From 1598 to 1599 he helped design the Cappella del Tesoro in the Basilica of the Santissima Annunziata Maggiore, Naples. In these years, he criticised his rival, Domenico Fontana, a later arrival to Naples, of selecting a poor site for construction the Royal Palace. His disappointment in not winning this commission may have been Cavanga's reason for relocating to Loreto.

Cavagna renovated Santa Caterina, an ancient church in Fabriano. (Note: According to Livia Carloni, writing for the Metropolitan Museum of Art:
"Two nearby and important churches were under renovation at Fabriano at this time. The ancient church of Santa Caterina ... was renovated by the Roman architect Giovanni Battista Cavagna between 1608 and 1613 (the year of his death). Cavagna was closely connected with Oratorian circles and was the architect of the church San Pietro Valle in Fano, and of the Santa Casa in Loreto."
) He had been the architect of San Pietro in Valle, Fano and of the Sanctuary of Loreto.

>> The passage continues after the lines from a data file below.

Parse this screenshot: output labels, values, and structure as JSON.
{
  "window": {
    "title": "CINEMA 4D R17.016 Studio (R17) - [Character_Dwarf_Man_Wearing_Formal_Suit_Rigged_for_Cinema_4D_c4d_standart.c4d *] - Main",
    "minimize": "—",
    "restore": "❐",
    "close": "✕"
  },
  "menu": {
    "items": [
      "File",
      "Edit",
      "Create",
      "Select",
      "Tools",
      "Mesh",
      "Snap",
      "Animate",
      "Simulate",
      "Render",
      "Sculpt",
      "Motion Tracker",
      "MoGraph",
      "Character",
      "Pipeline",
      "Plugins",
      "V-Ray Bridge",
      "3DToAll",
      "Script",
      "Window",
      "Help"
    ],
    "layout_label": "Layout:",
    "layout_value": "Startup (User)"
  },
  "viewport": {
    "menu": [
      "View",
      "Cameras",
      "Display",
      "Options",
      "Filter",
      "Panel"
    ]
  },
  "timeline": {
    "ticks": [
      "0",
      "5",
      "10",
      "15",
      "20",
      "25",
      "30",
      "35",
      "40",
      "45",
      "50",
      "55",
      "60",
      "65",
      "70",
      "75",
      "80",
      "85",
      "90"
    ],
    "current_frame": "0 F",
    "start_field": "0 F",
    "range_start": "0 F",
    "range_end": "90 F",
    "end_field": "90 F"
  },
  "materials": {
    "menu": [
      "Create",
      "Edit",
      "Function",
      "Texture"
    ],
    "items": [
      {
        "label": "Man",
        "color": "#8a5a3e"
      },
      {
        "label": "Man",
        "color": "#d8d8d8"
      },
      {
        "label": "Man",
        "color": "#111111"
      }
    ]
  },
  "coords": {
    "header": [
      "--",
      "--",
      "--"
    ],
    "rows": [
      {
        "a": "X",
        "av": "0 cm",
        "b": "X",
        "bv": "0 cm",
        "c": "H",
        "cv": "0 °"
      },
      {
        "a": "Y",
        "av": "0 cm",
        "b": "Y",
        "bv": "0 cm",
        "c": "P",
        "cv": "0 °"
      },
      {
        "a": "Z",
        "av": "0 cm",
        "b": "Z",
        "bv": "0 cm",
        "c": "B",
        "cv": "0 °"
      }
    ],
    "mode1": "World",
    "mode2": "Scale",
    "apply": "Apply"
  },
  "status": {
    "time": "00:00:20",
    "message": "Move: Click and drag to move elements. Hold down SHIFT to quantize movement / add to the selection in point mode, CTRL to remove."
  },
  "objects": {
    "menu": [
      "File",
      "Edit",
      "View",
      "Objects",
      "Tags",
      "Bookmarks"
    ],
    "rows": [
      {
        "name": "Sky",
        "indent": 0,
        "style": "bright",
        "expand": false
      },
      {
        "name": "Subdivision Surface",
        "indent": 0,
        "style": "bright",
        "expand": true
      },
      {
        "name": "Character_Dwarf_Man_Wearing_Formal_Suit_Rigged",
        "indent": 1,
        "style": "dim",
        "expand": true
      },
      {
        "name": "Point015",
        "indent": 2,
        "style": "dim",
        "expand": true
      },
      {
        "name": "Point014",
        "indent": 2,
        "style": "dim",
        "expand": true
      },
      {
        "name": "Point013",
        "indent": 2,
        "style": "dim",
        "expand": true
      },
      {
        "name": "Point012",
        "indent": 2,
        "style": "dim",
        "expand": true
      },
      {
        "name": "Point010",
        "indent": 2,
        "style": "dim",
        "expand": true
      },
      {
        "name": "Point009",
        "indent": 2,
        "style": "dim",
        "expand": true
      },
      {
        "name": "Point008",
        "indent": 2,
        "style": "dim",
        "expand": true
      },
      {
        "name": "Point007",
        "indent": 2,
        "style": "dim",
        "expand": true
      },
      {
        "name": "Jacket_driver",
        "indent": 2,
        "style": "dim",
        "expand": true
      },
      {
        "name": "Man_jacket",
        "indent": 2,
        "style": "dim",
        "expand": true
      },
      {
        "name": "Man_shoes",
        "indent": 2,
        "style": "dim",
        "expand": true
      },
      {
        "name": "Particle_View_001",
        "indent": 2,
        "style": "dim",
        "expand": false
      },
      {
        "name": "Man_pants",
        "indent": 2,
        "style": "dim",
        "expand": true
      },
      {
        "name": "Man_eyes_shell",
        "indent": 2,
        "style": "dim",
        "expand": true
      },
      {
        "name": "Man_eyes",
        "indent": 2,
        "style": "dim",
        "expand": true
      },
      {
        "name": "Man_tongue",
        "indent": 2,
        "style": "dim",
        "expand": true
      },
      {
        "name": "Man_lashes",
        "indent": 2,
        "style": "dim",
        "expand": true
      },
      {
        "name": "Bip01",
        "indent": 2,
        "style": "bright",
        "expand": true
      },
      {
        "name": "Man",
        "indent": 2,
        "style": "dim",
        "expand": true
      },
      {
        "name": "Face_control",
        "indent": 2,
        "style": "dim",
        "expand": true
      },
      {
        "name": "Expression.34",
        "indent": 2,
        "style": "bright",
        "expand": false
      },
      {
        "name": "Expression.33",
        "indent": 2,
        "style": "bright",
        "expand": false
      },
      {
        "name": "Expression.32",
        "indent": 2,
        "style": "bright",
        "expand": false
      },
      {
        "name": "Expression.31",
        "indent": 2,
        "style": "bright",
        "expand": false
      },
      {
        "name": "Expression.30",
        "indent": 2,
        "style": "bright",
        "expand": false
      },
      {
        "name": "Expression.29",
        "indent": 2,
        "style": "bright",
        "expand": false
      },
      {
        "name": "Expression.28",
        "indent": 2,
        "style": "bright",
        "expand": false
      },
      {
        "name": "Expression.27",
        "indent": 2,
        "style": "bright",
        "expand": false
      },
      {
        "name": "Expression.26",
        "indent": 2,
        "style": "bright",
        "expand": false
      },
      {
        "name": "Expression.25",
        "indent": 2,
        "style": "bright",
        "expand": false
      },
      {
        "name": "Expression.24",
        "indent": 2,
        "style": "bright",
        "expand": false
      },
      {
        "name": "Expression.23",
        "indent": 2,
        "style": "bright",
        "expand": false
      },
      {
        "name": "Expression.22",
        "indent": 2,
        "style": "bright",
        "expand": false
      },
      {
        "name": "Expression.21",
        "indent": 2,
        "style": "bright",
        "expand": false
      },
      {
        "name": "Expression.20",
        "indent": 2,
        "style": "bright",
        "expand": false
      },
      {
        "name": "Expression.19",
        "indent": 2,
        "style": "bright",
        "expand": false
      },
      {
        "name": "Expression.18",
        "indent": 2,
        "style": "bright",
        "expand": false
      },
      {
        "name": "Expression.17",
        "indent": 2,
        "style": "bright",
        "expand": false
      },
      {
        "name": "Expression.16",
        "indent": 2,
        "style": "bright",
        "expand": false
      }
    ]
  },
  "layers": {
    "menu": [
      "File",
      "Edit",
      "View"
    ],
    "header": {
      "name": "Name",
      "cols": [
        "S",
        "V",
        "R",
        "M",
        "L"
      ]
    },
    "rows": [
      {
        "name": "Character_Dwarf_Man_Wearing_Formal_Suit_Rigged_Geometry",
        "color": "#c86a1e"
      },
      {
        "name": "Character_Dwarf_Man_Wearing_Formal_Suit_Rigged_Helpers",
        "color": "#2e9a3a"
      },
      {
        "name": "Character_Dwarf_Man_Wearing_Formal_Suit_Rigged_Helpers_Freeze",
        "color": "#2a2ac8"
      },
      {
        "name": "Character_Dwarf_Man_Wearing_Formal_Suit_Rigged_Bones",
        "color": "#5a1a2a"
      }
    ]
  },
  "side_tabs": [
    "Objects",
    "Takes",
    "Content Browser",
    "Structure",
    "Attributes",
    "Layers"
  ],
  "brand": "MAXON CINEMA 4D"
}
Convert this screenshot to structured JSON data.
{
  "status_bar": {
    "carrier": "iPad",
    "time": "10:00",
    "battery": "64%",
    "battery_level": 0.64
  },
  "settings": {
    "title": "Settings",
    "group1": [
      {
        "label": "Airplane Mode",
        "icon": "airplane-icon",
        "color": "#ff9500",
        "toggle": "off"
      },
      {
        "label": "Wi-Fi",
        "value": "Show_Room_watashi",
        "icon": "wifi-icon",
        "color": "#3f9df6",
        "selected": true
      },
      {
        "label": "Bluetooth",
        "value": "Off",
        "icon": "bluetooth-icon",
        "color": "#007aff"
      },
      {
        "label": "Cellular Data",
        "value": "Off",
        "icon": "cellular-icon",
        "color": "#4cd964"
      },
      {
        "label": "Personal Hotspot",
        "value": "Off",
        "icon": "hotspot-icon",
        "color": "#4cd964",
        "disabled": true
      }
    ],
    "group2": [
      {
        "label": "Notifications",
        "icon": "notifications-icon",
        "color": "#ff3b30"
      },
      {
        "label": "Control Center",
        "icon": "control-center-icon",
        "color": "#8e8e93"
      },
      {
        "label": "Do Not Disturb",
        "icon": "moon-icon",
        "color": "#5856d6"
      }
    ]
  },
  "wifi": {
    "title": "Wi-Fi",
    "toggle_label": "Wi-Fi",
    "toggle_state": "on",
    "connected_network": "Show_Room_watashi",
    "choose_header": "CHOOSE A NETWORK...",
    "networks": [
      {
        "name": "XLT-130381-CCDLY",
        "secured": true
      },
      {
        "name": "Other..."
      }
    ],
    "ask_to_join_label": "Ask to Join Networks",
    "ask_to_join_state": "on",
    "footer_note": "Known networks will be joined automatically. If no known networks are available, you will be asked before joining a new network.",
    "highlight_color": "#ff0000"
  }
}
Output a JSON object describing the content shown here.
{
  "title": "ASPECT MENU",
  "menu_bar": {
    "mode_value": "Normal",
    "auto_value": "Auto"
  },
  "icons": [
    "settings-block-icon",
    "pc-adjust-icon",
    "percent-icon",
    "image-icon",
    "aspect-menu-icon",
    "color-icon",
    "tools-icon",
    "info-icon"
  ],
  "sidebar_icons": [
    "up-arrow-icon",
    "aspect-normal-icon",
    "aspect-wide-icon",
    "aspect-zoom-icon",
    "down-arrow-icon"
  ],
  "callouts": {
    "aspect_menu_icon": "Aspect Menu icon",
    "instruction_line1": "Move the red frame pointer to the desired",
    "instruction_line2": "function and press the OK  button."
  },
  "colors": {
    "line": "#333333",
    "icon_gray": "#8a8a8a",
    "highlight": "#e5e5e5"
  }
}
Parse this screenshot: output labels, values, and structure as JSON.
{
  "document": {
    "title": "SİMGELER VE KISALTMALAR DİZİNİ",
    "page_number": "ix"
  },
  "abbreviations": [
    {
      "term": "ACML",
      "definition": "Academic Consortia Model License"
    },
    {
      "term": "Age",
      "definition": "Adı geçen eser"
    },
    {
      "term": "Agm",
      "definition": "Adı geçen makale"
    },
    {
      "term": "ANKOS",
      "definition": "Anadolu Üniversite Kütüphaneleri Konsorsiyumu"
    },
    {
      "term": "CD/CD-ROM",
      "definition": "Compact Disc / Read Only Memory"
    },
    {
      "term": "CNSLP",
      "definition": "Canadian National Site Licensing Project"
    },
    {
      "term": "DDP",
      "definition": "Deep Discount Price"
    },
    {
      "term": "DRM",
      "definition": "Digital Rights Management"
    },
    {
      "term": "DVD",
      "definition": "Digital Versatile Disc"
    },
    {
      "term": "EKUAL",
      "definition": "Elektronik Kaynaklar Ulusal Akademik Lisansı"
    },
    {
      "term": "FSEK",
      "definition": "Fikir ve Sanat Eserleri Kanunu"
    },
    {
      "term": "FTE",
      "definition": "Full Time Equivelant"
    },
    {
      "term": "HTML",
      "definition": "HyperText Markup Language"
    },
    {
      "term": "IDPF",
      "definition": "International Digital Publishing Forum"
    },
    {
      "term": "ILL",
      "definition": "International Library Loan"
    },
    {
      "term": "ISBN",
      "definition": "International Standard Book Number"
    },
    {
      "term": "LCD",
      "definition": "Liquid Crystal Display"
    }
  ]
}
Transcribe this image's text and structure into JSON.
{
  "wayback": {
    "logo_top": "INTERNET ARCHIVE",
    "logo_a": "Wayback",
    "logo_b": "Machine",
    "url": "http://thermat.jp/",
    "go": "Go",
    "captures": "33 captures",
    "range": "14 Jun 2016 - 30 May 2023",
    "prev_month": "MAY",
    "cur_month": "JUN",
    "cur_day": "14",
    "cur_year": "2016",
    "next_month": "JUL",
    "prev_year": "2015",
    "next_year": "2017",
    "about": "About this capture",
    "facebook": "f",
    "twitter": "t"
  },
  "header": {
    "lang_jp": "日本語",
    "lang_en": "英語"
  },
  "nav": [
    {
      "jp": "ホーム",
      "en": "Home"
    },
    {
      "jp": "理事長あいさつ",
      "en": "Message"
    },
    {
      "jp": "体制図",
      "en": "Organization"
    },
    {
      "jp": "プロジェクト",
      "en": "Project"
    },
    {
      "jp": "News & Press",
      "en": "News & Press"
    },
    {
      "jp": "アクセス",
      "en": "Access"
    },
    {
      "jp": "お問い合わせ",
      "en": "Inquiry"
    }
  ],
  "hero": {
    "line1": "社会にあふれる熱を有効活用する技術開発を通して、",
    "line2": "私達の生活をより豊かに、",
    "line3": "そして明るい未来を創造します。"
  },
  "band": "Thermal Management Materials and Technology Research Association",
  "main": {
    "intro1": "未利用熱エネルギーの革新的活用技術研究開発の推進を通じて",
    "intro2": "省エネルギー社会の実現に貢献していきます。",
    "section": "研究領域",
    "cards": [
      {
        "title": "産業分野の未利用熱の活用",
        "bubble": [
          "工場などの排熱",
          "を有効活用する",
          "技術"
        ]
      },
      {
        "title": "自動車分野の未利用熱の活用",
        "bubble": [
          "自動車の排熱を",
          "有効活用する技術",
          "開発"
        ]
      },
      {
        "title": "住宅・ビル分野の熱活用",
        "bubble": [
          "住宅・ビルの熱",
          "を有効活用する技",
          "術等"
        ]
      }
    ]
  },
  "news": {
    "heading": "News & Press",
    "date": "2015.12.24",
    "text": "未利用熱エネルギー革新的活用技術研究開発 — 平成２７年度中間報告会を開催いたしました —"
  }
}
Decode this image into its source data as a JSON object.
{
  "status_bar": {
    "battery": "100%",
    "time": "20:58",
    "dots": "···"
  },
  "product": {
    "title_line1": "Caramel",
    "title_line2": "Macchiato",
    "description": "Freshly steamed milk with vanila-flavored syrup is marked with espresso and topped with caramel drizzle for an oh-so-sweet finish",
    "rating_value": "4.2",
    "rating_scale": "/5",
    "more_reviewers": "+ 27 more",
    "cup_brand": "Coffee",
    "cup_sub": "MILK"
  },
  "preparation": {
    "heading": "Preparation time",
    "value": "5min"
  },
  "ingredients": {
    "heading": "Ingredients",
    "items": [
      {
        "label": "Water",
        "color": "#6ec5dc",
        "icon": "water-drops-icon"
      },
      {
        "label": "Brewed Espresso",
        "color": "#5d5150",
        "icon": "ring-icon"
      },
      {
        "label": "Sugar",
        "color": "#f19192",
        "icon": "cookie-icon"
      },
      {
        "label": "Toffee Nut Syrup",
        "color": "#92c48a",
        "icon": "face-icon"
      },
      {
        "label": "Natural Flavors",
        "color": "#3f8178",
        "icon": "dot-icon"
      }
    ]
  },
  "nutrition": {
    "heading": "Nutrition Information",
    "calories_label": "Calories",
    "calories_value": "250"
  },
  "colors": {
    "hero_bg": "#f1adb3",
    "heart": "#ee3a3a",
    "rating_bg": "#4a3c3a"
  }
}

In 1601–1602, he was also entrusted the construction of the grain stores. In 1607, he participated in a contest to design the Reale Cappella del Tesoro di San Gennaro, competing against Ceccardo Bernucci, Giulio Cesare Fontana, Francesco Grimaldi, Giovanni Cola di Franco, Michelangelo Naccherino, Dionisio Nencioni di Bartolomeo, and Giovan Giacomo Di Conforto. The architects Grimaldi e Giovanni Cola di Franco submitted the winning design. In 1610, he was active in Ascoli Piceno, and provided designs for the Oratorian church of San Pietro in Valle in the town of Fano in the Marche. He died and is buried in Loreto.